The Malaysian experience may be instructive here. The matter of economic sustainability seems not to have mattered when they started on the road to unification and then federalism in the late ‘40s. They took on as given the existing historical Malay sultanates and then the former British possessions, with wide disparities in land area, population and level of development, and turned them into states. Thus, relatively tiny Perlis (with only 821 sq km and a current population of 227,025) has the same privileges as a state as Pahang (36,137 sq km, 1.44 million people), or vast Sarawak (124,450 sq km, 2.4 million people). This is the so-called asymmetric federalism, which is also seen in Canada, Germany and the US.

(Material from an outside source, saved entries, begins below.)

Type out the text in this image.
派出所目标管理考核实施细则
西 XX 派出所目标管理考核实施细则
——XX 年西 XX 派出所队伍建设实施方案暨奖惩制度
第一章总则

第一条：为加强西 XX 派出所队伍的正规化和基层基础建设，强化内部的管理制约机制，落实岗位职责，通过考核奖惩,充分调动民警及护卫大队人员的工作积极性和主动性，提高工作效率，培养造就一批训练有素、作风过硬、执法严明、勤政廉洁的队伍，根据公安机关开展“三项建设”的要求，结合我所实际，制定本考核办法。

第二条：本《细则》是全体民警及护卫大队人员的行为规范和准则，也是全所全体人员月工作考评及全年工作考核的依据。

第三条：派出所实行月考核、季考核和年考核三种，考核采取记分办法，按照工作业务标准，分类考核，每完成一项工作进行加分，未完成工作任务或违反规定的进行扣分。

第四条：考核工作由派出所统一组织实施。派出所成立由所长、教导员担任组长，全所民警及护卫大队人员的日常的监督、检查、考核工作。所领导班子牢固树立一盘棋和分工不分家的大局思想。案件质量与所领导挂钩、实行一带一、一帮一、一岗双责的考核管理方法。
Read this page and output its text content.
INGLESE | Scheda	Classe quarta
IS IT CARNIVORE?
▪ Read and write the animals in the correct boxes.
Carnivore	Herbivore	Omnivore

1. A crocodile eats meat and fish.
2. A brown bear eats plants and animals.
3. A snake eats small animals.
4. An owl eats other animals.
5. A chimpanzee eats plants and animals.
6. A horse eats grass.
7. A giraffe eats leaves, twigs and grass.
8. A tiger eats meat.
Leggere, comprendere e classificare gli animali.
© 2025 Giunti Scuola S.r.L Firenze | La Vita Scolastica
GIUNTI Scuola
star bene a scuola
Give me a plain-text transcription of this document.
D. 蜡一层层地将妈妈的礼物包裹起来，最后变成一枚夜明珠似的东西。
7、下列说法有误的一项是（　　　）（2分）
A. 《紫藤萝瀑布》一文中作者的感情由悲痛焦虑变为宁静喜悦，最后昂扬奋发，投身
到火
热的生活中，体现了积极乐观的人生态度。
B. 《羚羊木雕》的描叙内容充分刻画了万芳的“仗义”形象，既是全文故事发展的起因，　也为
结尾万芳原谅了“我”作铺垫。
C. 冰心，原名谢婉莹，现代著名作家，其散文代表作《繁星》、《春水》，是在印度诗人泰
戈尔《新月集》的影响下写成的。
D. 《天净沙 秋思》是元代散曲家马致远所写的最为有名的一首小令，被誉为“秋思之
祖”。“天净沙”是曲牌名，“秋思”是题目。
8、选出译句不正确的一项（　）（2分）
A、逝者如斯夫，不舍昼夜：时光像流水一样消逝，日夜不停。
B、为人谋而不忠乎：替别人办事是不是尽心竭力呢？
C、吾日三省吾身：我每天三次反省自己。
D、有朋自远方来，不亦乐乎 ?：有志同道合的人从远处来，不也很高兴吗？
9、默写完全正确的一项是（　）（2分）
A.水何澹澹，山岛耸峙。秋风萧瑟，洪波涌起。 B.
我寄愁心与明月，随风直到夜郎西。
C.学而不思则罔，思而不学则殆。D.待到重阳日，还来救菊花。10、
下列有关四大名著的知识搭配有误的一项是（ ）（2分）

Malaysia has the usual listing of sources of revenue for the federal and state governments, similar to the Philippines’ national and local revenue sources. The Federal Malaysian Constitution specifies a number of taxation powers for the states, notably incomes from lands, mines and forests, and liquor shops; business registration; service fees; license fees, as well as allows for emergency funds and returns from state-owned enterprises.
To ensure balanced development among the states, their Federal Constitution provides five types of grants from the federal government, namely capitation grant, state road grant for maintenance of state roads, specific purpose grant, contingencies fund, and state reserve fund.
As noted by House Speaker Pantaleon Alvarez, the proposed states would retain 80 percent of their resources and incomes, and remit only 20 percent to the central government. These will be supplemented by funds from an Equalization Fund Administration to bridge the resource gaps among the various states, adds Senator Nene Pimentel.
Another question is whether the federal set-up will lead to the adoption by each state of their respective court system. These may result in differing applications and interpretations of the Federal Constitution and federal laws, just like in the US, and complicate the administration of justice in the country, says a leading jurist.
Not necessarily so. The judicial system in Malaysia is a federalized body operating uniformly throughout the country. Its judiciary is largely centralized, so the Philippines’ current judicial system need not be affected by a shift to federalism.
A federal territory of Metro Manila, anyone?
An attractive feature of the Malaysian system is the concept of federal territories, specifically for the capital Kuala Lumpur, the offshore financial center Labuan and the federal administrative center Putrajaya. These are federally administered territories, similar to Washington, DC, and overseen by a federal minister.
This approach enabled Malaysia to build a well-planned administrative center starting in the early 1990s, away from the overcrowding and congestion in Kuala Lumpur. It made possible the relocation of federal ministries and agencies to more suitable premises, facilitated coordination among them, and transformed a former oil palm plantation into a new highly valuable development zone.
At present, local mayors individually and collectively, through a coordinating commission, manage the affairs of Metro Manila, with predictable results for all to see. The adoption of a federal territory structure may lead to solutions to the incessant traffic jams, perennial flooding, woeful lack of parks and public spaces, and other urban ills that have plagued the once lovely metropolis.
Malaysia’s federal system has its share of challenges, with the continuing tussle between the federal government and Sarawak state over revenue sharing from oil and natural gas extracted from the latter as a case in point. So one needs to look at federal systems in other countries as well, and pick and choose the better features.
The Philippines has had a unitary system for some 80 years since Manuel L. Quezon’s Commonwealth Government, and seen its strengths and weaknesses. With trust in the maturity of the Filipino people, it may be high time to have an upgrade and test out federalism.